Oct. 22
From Pass Mtn Hut to Hawksbill Gap; 14.3 miles
Very windy night last night - hard to sleep. Awoke at one time to find the back of my tent had blown down. Had to crawl out of the tent and pound the stake back into the hard ground. Still, was able to get an early morning start. On the way to Thorton Gap, a determined doe blocked my path. She would not be dissuaded until I clicked my poles together and then scampered off into the woods, the white tail waving in defeat. At the base of Mary's Rock, Mercy was apprehensive about the stiff climb awaiting us. I went ahead to tackle it and arrived about 45 minutes later to a cold and windy summit, so much so that it was difficult to enjoy the view. Mercy arrived another 45 minutes later. At the recently opened Byrds Nest shelter, Mercy made the decision to only go as far as Skyland while I would head for the intended destination - Rock Spring Hut. She decided the distance that day of 15 miles was too far for her. She would hitch a ride to Big Meadows from Skyland and stay at the campground there. So we parted company and I made tracks for a 15 mile day. The day was clear but cold and I made good time, enjoying the magnificent views along the way. But as the day progressed, I realized I'd be in for a cold night at Rock Spring, and with a 25 degree bag, I would likely not be warm enough. After talking with Skipper on the cell, I decided to have him pick me up at Hawksbill Gap, just short of my intended goal, and take me home for the night. Paul Bunyan was planning to return anyway the next morning to resupply Mercy, so he could drop me off. Skipper and I tried looking for Mercy to take her home as well but failed to find her. So I traveled home for an unexpected "hostel" stay and glad I did. Resupplied and took a shower.
A trail in autumn
Oct. 23From Hawksbill Gap to Bearfence Mtn Hut; 12.1 miles
Good to be home sweet home, I must say, in a nice bed. Had a big breakfast, then PB drove me to my starting point at Hawksbill Gap. It was there I discovered I had left my hiking poles in Skipper's car the night before. What a sad discovery. So I made do with two sticks other hikers had left at the trailhead and used them to make my way along the trail. Finally caught up with Mercy on a flat section of trail south of Big Meadows where she talked of the very cold night endured at Big Meadows. She was not happy to hear I had been at home - though we had tried our best to find her. We made good time to Bearfence Hut where Skipper met us with warm chocolate chip cookies and my beloved hiking poles. Spent time together at the site until he had to leave. I moved my tent to another camping area as the place became inundated with hikers arriving, and I had a peaceful night alone in a spot overlooking the hut area.
Oct 24
From Bearfence Mtn Hut to Smith Roach Gap; 13.5 miles
Hiked out in an overcast, slightly misting day with a cold wind. Hard to hike while trying to stay warm. At South River picnic grounds, I ran into a nice couple who gave me a bottle of water since the water supply had been turned off. They also gave me the weather report - rain coming in that night. I gave Skipper a call to see if he would pick us up at Smith Roach Gap for a night at home instead of spending a wet cold night at Hightop shelter - our destination that evening. The shelter itself is only a mere fifteen or so miles from our home, so it made sense to be in a warm place for the night. The only problem was, I had left Mercy by South River and was uncertain where she was on the trail to give her the news. I hiked on in the hopes of running into her. Never saw her, even as I crossed over Swift Run Gap and Rt 211 to enter the southern section of the park.A climb over Hightop mountain yielded an interesting view of the valley with rolling clouds.

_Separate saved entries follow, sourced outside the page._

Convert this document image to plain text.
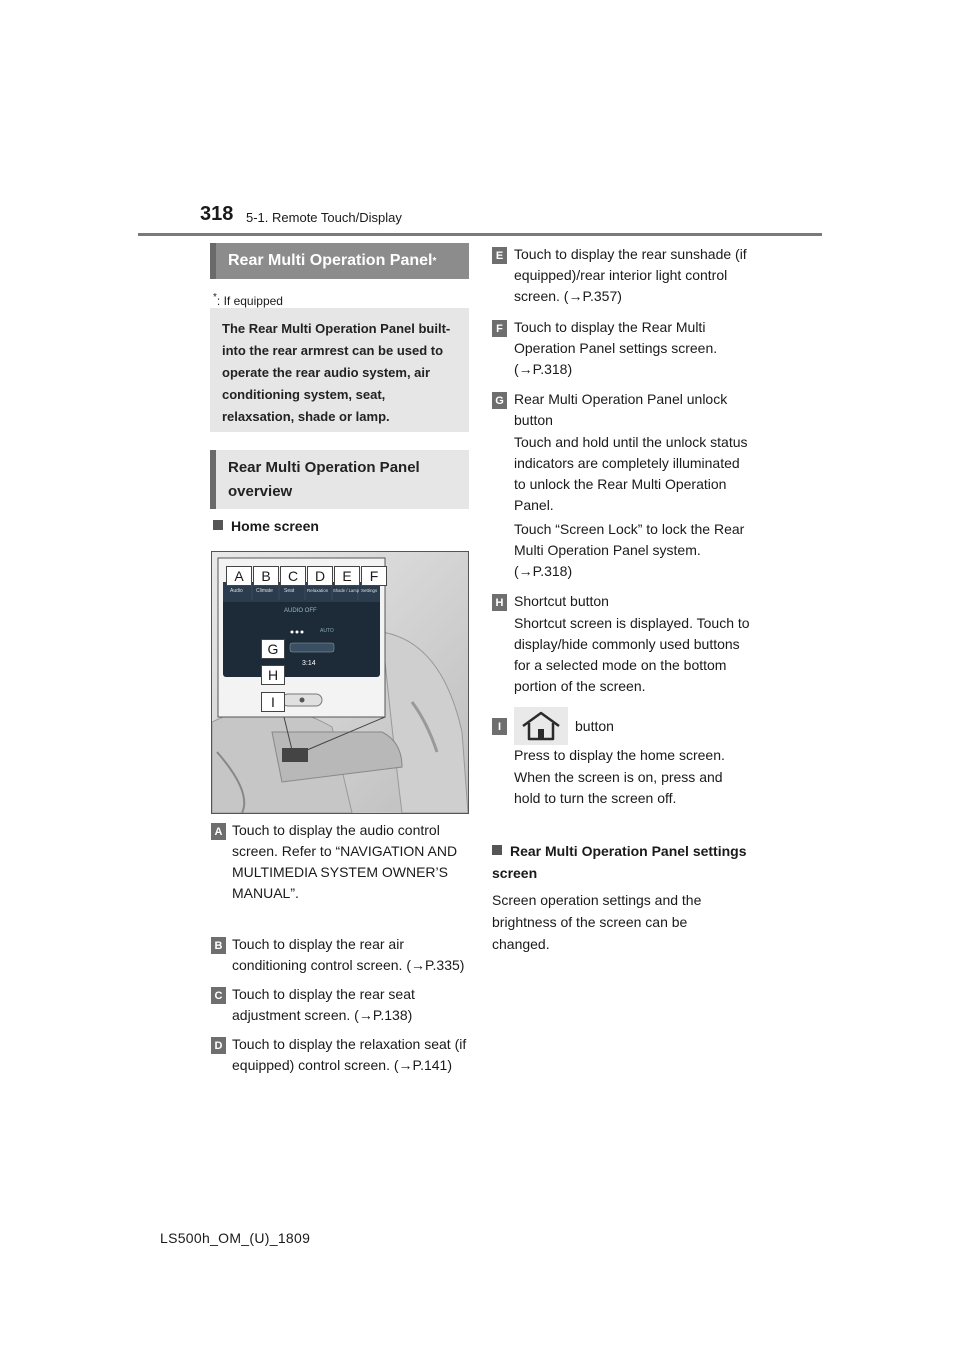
318 5-1. Remote Touch/Display
Rear Multi Operation Panel *
*: If equipped
The Rear Multi Operation Panel built-into the rear armrest can be used to operate the rear audio system, air conditioning system, seat, relaxsation, shade or lamp.
Rear Multi Operation Panel overview
Home screen
Audio	Climate Seat	Relaxation Shade / Lamp Settings
AUDIO OFF
3:14
AUTO
A	B	C	D	E	F
G
H
I
A Touch to display the audio control screen. Refer to “NAVIGATION AND MULTIMEDIA SYSTEM OWNER’S MANUAL”.
B Touch to display the rear air conditioning control screen. (→P.335)
C Touch to display the rear seat adjustment screen. (→P.138)
D Touch to display the relaxation seat (if equipped) control screen. (→P.141)
E Touch to display the rear sunshade (if equipped)/rear interior light control screen. (→P.357)
F Touch to display the Rear Multi Operation Panel settings screen. (→P.318)
G Rear Multi Operation Panel unlock button
Touch and hold until the unlock status indicators are completely illuminated to unlock the Rear Multi Operation Panel.
Touch “Screen Lock” to lock the Rear Multi Operation Panel system. (→P.318)
H Shortcut button
Shortcut screen is displayed. Touch to display/hide commonly used buttons for a selected mode on the bottom portion of the screen.
I	button
Press to display the home screen.
When the screen is on, press and hold to turn the screen off.
Rear Multi Operation Panel settings screen
Screen operation settings and the brightness of the screen can be changed.
LS500h_OM_(U)_1809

I met Skipper at Smith Roach Gap, and after a search of the trail, we finally hiked back to Hightop Hut where we found Mercy. She had gotten there shortly before I passed through. She was delighted to hear we would be spending the night back at our house. We enjoyed pizza and conversation, thankful not to be out in the rain that night, though tomorrow was certain to yield a wet and soggy day on the trail. But that is another day.